Eu e você somos Stanley. Só que eu já deixei de ser e posso depois voltar a ser Stanley. E você já foi e é Stanley. Ao mesmo tempo, nenhum de nós é ou já foi Stanley. Nem mesmo Stanley é a si próprio. E muitas vezes o é. O sentido da vida e as vidas sem sentido são temas recorrentes e que fascinarão jogadoras e jogadores que adentrarem no microcosmo tecnofinanceiro, capitalista e exploratório de Stanley Parable Ultra Deluxe.

A obra original, lançada em 2013, causou um merecido estardalhaço entre os fãs e crítica especializada ao optar sair de qualquer terreno convencional já explorado por um jogo. Muitos anos antes de Matrix Resurrections e a série Ruptura (Severance), a desenvolvedora Crows Crows Crows criou uma piada séria que também funciona como um profundo estudo de personagens. E dos jogadores!

Oferecendo um dos enredos mais profundos da história dos videojogos, a Parábola de Stanley é um jogo que pode ser terminado em 5 minutos e pode também ser constantemente jogado e finalizado por um período de dez ou mais horas, já que conta com múltiplos finais que estão se conectando e se completando a cada escolha que vai sendo feita.

Com uma multiplicidade de escolhas a se fazer, é certo que todo caminho levará o jogador para algum final. As portas, entradas e saídas que não foram utilizadas na primeira oportunidade, poderão ser utilizadas em um segundo ou posterior momento.
No jogo, que não oferece nenhum dos comandos básicos de 99% dos jogos, como pular, socar, chutar, arremessar ou atirar, o jogador pode apenas interagir com objetos e partes dos cenários pré-determinadas.

Era de se esperar que a falta de demais comandos deixasse o game repetitivo e enjoativo. Não é o que acontece porque há tantas e tão distintas camadas de roteiro que, mesmo que o jogador passe pelas mesmas salas uma centena de vezes, em quase todas as ocasiões haverão pequenas ou grandes diferenças de sala pra sala. Uma mesma ambientação pode ser replicada com sutis ou não tão sutis diferenças que instigam o jogador a perceber o que mudou, foi acrescido ou retirado daquele determinado ambiente.

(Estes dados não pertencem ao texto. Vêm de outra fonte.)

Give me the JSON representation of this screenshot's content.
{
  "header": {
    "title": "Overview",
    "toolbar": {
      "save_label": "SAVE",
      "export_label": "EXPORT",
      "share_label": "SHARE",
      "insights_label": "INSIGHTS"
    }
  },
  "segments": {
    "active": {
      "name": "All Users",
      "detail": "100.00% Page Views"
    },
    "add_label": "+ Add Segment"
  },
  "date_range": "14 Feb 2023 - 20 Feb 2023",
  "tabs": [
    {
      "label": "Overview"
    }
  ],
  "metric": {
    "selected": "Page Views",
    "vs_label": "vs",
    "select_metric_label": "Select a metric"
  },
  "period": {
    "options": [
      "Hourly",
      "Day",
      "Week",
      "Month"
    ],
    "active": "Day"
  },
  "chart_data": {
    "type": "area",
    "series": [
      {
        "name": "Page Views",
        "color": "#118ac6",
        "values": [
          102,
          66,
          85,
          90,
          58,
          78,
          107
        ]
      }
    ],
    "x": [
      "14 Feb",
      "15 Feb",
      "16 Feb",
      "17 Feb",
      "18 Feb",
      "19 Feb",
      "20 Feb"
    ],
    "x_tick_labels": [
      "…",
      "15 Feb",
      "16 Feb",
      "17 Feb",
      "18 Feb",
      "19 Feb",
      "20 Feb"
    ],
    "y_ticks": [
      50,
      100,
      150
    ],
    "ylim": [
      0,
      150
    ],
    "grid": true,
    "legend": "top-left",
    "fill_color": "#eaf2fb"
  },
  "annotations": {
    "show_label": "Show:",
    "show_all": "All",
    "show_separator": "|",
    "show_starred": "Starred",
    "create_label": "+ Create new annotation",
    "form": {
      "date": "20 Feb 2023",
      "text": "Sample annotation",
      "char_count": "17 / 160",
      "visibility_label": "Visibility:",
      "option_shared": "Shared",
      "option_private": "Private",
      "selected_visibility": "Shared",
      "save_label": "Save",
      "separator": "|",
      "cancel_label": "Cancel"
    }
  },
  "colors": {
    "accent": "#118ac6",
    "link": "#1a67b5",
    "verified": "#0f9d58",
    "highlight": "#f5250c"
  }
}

O meu, o seu, o nosso e o protagonista de ninguém é Stanley, um personagem que quase não aparece e não possui nenhuma fala. Essa falta de entrosamento pessoal com Stanley não faz com que nos importemos mais com ele. Só que como muita coisa nesse jogo possui múltiplas camadas, não ter laços com Stanley é também uma das várias maneiras com as quais somos provocadas a estarmos na pele dele, ou ainda, não raramente, enxergarmos determinadas situações do game como momentos atuais ou passados das nossas vidas pessoais e/ou profissionais.


Na pele (ou não) de Stanley, somos apresentados a um empregado comum, daqueles que atuam dentro de pequenos cubículos dos escritórios com outras centenas de pessoas que ali fazem praticamente a mesma coisa. Se você procura uma descrição visual dos cubículos e do escritório, basta lembrar da cena em que Thomas Anderson, antes de ser tornar Neo, nos é apresentado em Matrix.

Stanley poderia, assim, se chamar também Thomas Anderson, só que sem tudo que envolve kung-fu e voar no ar, até porque, para além de interagir com certos objetos e partes do cenário, os únicos outros movimentos realizados por Stanley são o de andar e um outro raramente usado no gameplay do jogo: se abaixar.

Aqui, reforça-se: como a Crows Crows Crows investiu anos de trabalho para criar um sólido roteiro e as curiosas reviravoltas de Stanley Parable, nenhuma outra mecânica de ação, em absoluto, faz falta ao jogo.

Com segurança, é possível afirmar que a experiência narrativa oferecida aqui é das mais instigantes existentes em qualquer obra audiovisual. Muito já se falou sobre como Stanley Parable lembra o filme Brilho Eterno de Uma Mente Sem Lembranças (2010), ou, ainda mais atual, a série Ruptura/Severance (2022).

E sim, há semelhanças que podem ser trazidas ou levadas do jogo para o filme, para a série ou o caminho inverso. Entretanto, para esta análise, vou me permitir comparar Stanley Parable com duas obras que realmente desafiam o jogo dignamente. E começo falando do filme Primer, de 2004.

Primer é, sem dúvidas, algo que faz frente ao que vemos e jogamos em Stanley Parable porque, como o jogo, é também uma obra indie, feita por bem poucos envolvidos e que preza pela engenhosidade com a qual trata o seu roteiro ao mesmo tempo em que não entrega nada facilitado ao seu espectador, o que também acontece em Stanley, com os seus jogadores.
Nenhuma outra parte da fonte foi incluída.